I do believe the change has to start with me. Thoughtfully choosing new voices to hear, voices that come from experiences well outside of my own, and voices that are often suppressed or dismissed continues to be illuminating and challenges my assumptions. Learning about definitions of racism and finding vocabulary and voice to some of the swirling questions within me matures my own thinking.

But I also believe that suasion (my own or even that of large portions of society) is insufficient to create lasting change. I have become newly committed to choosing a side in the battle of racism, and I'm firmly on the anti-racist side. There's no neutral in this battle - we are each either creating or dismantling racism.

In How to Be an Antiracist, Ibram X Kendi says that, "Changing minds is not activism" - instead, activism is power and policy change. It also means that the most lasting investment we can make in this very moment is in funding and advocating for policy and power change instead of programs that touch and enrich the individual lives of oppressed or suppressed people. True, this isn't an either-or scenario - we can invest in enriching individual lives, changing individual minds, and changing power and policy. But think that when investing with limited resources, this is the time to create policies that actively create equity.
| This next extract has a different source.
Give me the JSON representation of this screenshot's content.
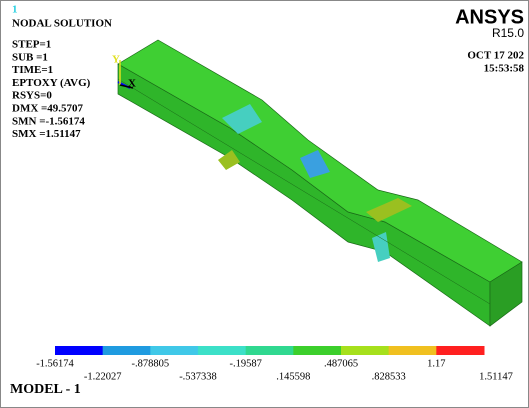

And (stepping in a minefield here, but it's worth it because important to work these things through), to me that's the difference between something like Black Lives Matter and Blue Lives Matter. Do police lives matter? Yes! Police do a hard and dangerous job with lots of baggage and little recognition. The difference is that, in general, the safety and security of individual officers is not suppressed by power and policies. Police safety is endangered by the actions of individuals, not government-created and funded laws and systems. Black lives are endangered, shortened, violated and suppressed by government-created and funded laws and systems.

There's so much I'm still working through on this - for example, how do economic systems and capitalism fit into this mesh of racism? I don't have answers there. 

But I do know the system is rigged and it's predominantly rigged in my favor. And I get to be a part of changing those power structures and policies that created and perpetuate a racist America.